Finally got a few minutes to dredge the thread and do some proper replies... wow this thing moves fast!
@mnem / med6753 / bitseeker: taaaaaaaants!
@specmaster / @mnem: had a look at the T12. Looks like the tip went short and took the MOSFET with it. MOSFET shorted gate to drain now. Fixable at least! Not too happy about the failure mode. It had a 5A auto fuse in line with it but the MOSFET is clearly a faster fuse by far.
@mnementh: Lego Movie has to be one of the best films ever if you ask me. I may actually go and see Lego Movie 2 this week (on my own)
TAAAAAAAANTS!!! right back atcha dude! The "Battle cry of the TEA Republic"...!
Heh! Not EVEN CLOSE to 48 hours!
"Lego Movie" is quite possibly some of the best acerbic commentary on western culture (and/or the lack thereof) since Monty Python. Right up there with Gilliam and Adams. I watch it with my son whenever he'll let me.
LM II is one of our top candidates for "Family Movie Time" over spring break.
@tggzzz: on dune ... Dune cannot be compared to Farage. Talking of which, some nice Farage wallpaper here: https://imgur.com/a/GHVQ87Q
Successful in his previous expoits, so he has now moved on to similarly successful exploits on a larger state. Yes, I do mean "exploits"
But, yes, there is a direct comparison between Farrago and Dune-the-Movie-1984. OTOH, the first and third books were good, and the later miniseries was tolerable.
Speaking as a longtime fan of the original Scifi masterpiece, I saw 1984's
Dune as doomed from the outset. Trying to boil a story of that magnitude... with so many literal and literary worlds so tightly interwoven with such detail... down to a single 2 hour release was a failure of Hollywood itself, not the poor people given such a Herculean task. There were moments of true brilliance... but like Shymalan's "

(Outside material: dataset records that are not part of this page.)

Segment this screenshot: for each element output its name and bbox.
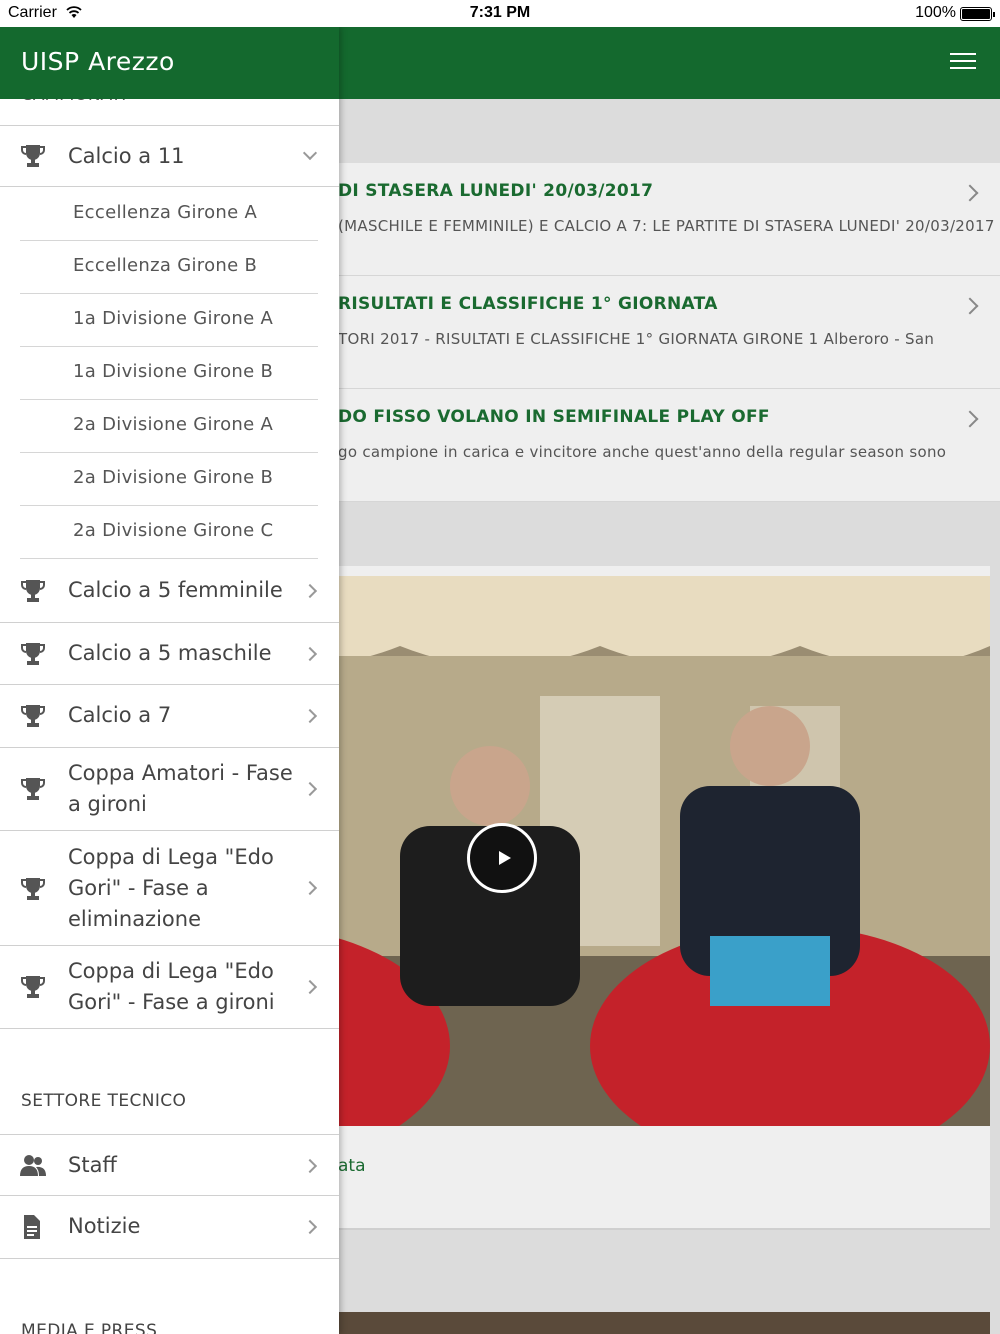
trophy-icon xyxy=(21,705,45,727)
navigation-drawer: UISP Arezzo CAMPIONATI Calcio a 11 Eccel… xyxy=(0,27,339,1334)
trophy-icon xyxy=(21,778,45,800)
menu-item-label: Calcio a 5 femminile xyxy=(68,578,283,602)
people-icon xyxy=(20,1155,46,1176)
news-title: DO FISSO VOLANO IN SEMIFINALE PLAY OFF xyxy=(338,407,770,427)
menu-item-label: Notizie xyxy=(68,1214,141,1238)
submenu-item[interactable]: 2a Divisione Girone C xyxy=(20,506,318,559)
menu-item-notizie[interactable]: Notizie xyxy=(0,1196,339,1259)
news-title: DI STASERA LUNEDI' 20/03/2017 xyxy=(338,181,654,201)
menu-item-label: Coppa di Lega "Edo Gori" - Fase a elimin… xyxy=(68,845,274,931)
submenu-label: 2a Divisione Girone B xyxy=(73,467,274,488)
menu-item[interactable]: Calcio a 7 xyxy=(0,685,339,748)
section-header-media-press: MEDIA E PRESS xyxy=(21,1321,158,1334)
submenu-item[interactable]: 1a Divisione Girone B xyxy=(20,347,318,400)
chevron-down-icon xyxy=(302,145,318,161)
section-header-settore-tecnico: SETTORE TECNICO xyxy=(21,1091,187,1111)
menu-item[interactable]: Calcio a 5 maschile xyxy=(0,623,339,685)
chevron-right-icon xyxy=(961,184,979,202)
trophy-icon xyxy=(21,580,45,602)
menu-item[interactable]: Coppa di Lega "Edo Gori" - Fase a elimin… xyxy=(0,831,339,946)
video-caption[interactable]: ata xyxy=(338,1156,366,1176)
news-description: (MASCHILE E FEMMINILE) E CALCIO A 7: LE … xyxy=(338,217,995,235)
drawer-header: UISP Arezzo xyxy=(0,27,339,99)
status-bar: Carrier 7:31 PM 100% xyxy=(0,0,1000,27)
news-title: RISULTATI E CLASSIFICHE 1° GIORNATA xyxy=(338,294,718,314)
menu-item-label: Calcio a 7 xyxy=(68,703,172,727)
app-title: UISP Arezzo xyxy=(21,47,175,76)
submenu-label: Eccellenza Girone A xyxy=(73,202,258,223)
submenu-item[interactable]: 1a Divisione Girone A xyxy=(20,294,318,347)
trophy-icon xyxy=(21,145,45,167)
submenu-label: 2a Divisione Girone C xyxy=(73,520,274,541)
chevron-right-icon xyxy=(961,297,979,315)
menu-icon[interactable] xyxy=(950,53,976,73)
chevron-right-icon xyxy=(302,979,318,995)
submenu-item[interactable]: 2a Divisione Girone B xyxy=(20,453,318,506)
play-button[interactable] xyxy=(467,823,537,893)
chevron-right-icon xyxy=(302,1158,318,1174)
trophy-icon xyxy=(21,643,45,665)
menu-item-label: Calcio a 11 xyxy=(68,144,185,168)
chevron-right-icon xyxy=(302,708,318,724)
submenu-label: 2a Divisione Girone A xyxy=(73,414,274,435)
clock: 7:31 PM xyxy=(469,4,531,21)
menu-item-label: Staff xyxy=(68,1153,117,1177)
chevron-right-icon xyxy=(961,410,979,428)
trophy-icon xyxy=(21,976,45,998)
submenu-item[interactable]: 2a Divisione Girone A xyxy=(20,400,318,453)
document-icon xyxy=(24,1215,40,1239)
menu-item-label: Coppa Amatori - Fase a gironi xyxy=(68,761,293,816)
submenu-item[interactable]: Eccellenza Girone B xyxy=(20,241,318,294)
menu-item[interactable]: Coppa di Lega "Edo Gori" - Fase a gironi xyxy=(0,946,339,1029)
news-description: TORI 2017 - RISULTATI E CLASSIFICHE 1° G… xyxy=(338,330,935,348)
menu-item-label: Coppa di Lega "Edo Gori" - Fase a gironi xyxy=(68,959,275,1014)
menu-item-calcio-a-11[interactable]: Calcio a 11 xyxy=(0,125,339,187)
battery-percent: 100% xyxy=(915,4,956,21)
news-description: go campione in carica e vincitore anche … xyxy=(338,443,947,461)
chevron-right-icon xyxy=(302,880,318,896)
submenu-label: 1a Divisione Girone A xyxy=(73,308,274,329)
submenu-label: Eccellenza Girone B xyxy=(73,255,258,276)
menu-item[interactable]: Calcio a 5 femminile xyxy=(0,560,339,623)
chevron-right-icon xyxy=(302,1219,318,1235)
trophy-icon xyxy=(21,878,45,900)
submenu-item[interactable]: Eccellenza Girone A xyxy=(20,188,318,241)
chevron-right-icon xyxy=(302,583,318,599)
menu-item-staff[interactable]: Staff xyxy=(0,1134,339,1196)
battery-icon xyxy=(960,7,995,21)
menu-item-label: Calcio a 5 maschile xyxy=(68,641,272,665)
menu-item[interactable]: Coppa Amatori - Fase a gironi xyxy=(0,748,339,831)
chevron-right-icon xyxy=(302,646,318,662)
submenu-label: 1a Divisione Girone B xyxy=(73,361,274,382)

Last Airbender", there wasn't time for much of any substance or storytelling, only a sequence of striking visuals and intense but brief scenes that would only make sense to someone who knew the original works intimately. I loved Stewart's Gurney Halleck. Loved Sting's manic Feyd. Even loved Brad Dourif's De Vries and Kenneth McMillin's sociopathic Harkonnen.

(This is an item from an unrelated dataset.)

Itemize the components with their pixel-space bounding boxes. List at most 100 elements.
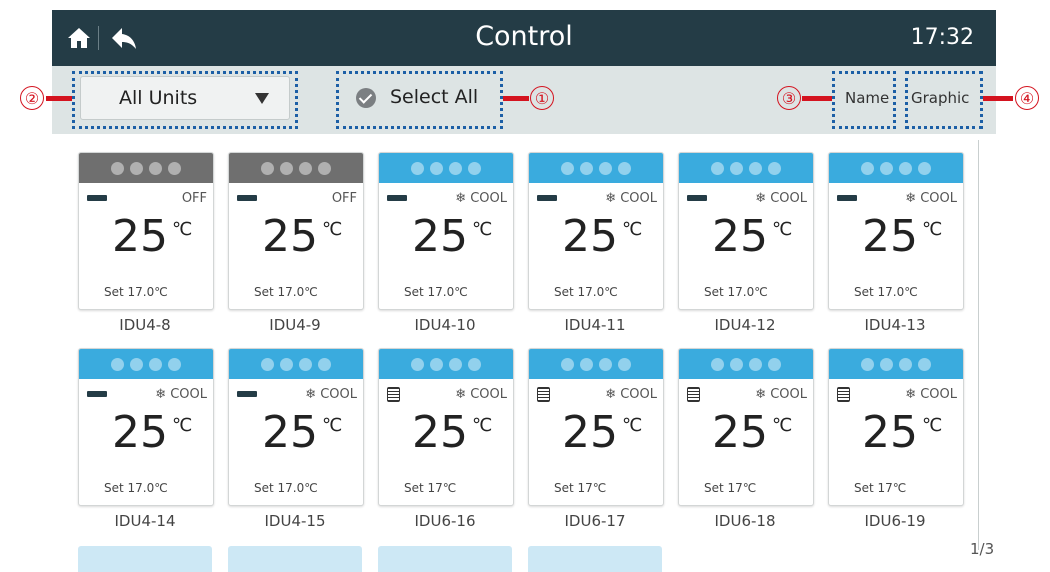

Dino De Laurentiis chose Lynch well; but unfortunately, they were up against
'80s Wall Street money people from pretty much day one. At first he thought he was doing a two parter... which he could see was a massive task but felt was possible. By the time Hollywood production was done with it, even he couldn't recognize it and he tried to take his name off it. The "Extended cuts" later sold as DVDs and aired on TV all credited Alan Smithee.
Dune is another of those stories like Tolkein's Fellowship Trilogy... a massive work, deserving... requiring... epic storytelling and moviemaking. The later miniseries with Hurt was the proof that Lynch was right; to tell this story needs the Peter Jackson epic series treatment and nothing less.
For those reasons, Lynch's
Dune is still one of my favorites... I see it as a flawed but brilliant work; one which was murdered by the money people.
mnem
*Huggles his 189 close* Nooooo! Back! Back you fiends! Back to the rabbithole depths that spawned you!!!